AlKaraKartal'dan devam!

Futbolun Doğruları ve Delegasyon

Ahmet Orhan - 28 Ağustos 2010 Geçen hafta Beşiktaş ve Galatasaray’ın yenilgileri üzerine yeniden o bildik tartışma başladı. Yabancı teknik direktörler Türkiye’yi tanımıyor. Başarısız sonuçların faturası böylelikle “yabancı” hocalara kesilmiş oldu. Avrupa’nın beşinci büyük ligi olma iddiasındaki Spor Toto Süper Ligi’nin hala tanınmayı talep ediyor olmasındaki çelişki kimsenin dikkatini çekmiyor. Hem beşinci büyük olmayı hem de tanınmayı talep edenler, farkında olmadan ya ülkeye getirilen teknik adamların sadece 4 büyük ligi izleyebilme kapasitesine sahip olduklarını ya dördüncü ile beşinci arasındaki farkın ciddi bir uçurum olduğunu ya da Avrupa’nın sadece dört büyük ligden oluştuğunu, beşincisinin yalan olduğunu gizliden kabul etmiş oluyor.
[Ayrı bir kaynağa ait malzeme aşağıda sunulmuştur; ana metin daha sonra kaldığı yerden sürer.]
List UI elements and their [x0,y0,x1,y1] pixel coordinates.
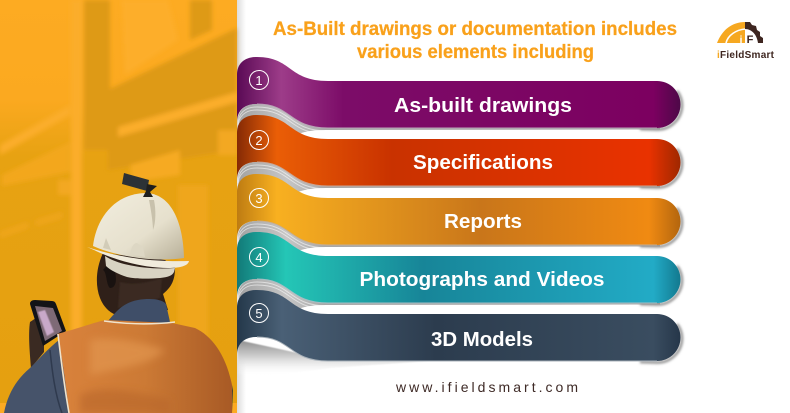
ribbon 3: Reports: 3 [255,191,263,206]
ribbon 5: 3D Models: 5 [255,306,263,321]
sleeve and jacket [4,335,72,413]
shirt collar [108,299,170,326]
ribbon 4: Photographs and Videos [237,232,682,315]
title: various elements including [357,42,594,63]
ribbon 1: As-built drawings [237,57,682,140]
ribbon 3: Reports [237,174,682,257]
phone and hand [29,300,66,368]
ribbon 5: 3D Models [237,290,682,363]
ribbon 1: As-built drawings: 1 [255,73,263,88]
hi-vis vest [57,320,232,413]
hard hat [87,193,189,268]
helmet camera [122,173,157,197]
logo: iFieldSmart: i [740,35,743,46]
ribbon 2: Specifications: Specifications [413,152,553,174]
ribbon 4: Photographs and Videos: 4 [255,250,263,265]
neck and head [97,253,175,314]
title [273,19,677,63]
website url: www.ifieldsmart.com [395,379,578,395]
logo: iFieldSmart: F [747,34,754,46]
ribbon 4: Photographs and Videos: Photographs and Videos [360,269,604,291]
ribbon 3: Reports: Reports [444,211,522,233]
page edge shadow [237,0,246,413]
ribbon 2: Specifications [237,115,682,198]
ribbon 1: As-built drawings: As-built drawings [394,95,572,117]
ribbon 5: 3D Models: 3D Models [431,329,533,351]
bottom fold under last ribbon [238,340,430,378]
hard hat band [105,256,175,279]
ribbon 2: Specifications: 2 [255,133,263,148]
logo: iFieldSmart [717,22,775,61]
title: As-Built drawings or documentation includes [273,19,677,40]
logo: iFieldSmart: iFieldSmart [717,50,775,61]
photo background panel [0,0,237,413]
worker photo illustration [4,173,233,413]
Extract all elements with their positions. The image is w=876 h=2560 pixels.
Her ligin kendi yerel farklılıklarının önemli olduğunu kabul etmekle birlikte futbolun doğrularının da hakkını teslim etmek gerekiyor. Beşiktaş-İBB Spor maçının başından sonuna ev sahibi takımın üstün bir maç çıkardığını söylemek yanlış olmaz. Belediyeciler ikinci yarıda iki gol pozisyonuna girip ikisini de gole çevirdiler. Aynı biçimde Galatasaray – Bursaspor maçında da Galatasaray’ın 90 dakika gol kovaladığını izledik. Bursaspor ilk yarıda iki pozisyondan birini, ikinci yarıda ise neredeyse girdikleri tek gol pozisyonunu değerlendirerek maçtan galip ayrıldılar.
Lafı çok uzatmadan şunu söyleyeyim, her iki teknik adamın da saha sürdükleri gol ayakları biraz daha becerikli olsalar, bugünlerde konuşulacak olan şey teknik adamların ‘yanlışları’ olmayacaktı. Ama sorun kimilerince Türkiye’yi tanımak/tanımamak ekseninde konunca şu soruyu da sormak gerektiğini düşünüyorum, acaba ortada tanınacak sürekliliğe sahip bir Türkiye futbolu var mı? Bu soruyu yönetim-hoca ekseninde biraz açmak istiyorum.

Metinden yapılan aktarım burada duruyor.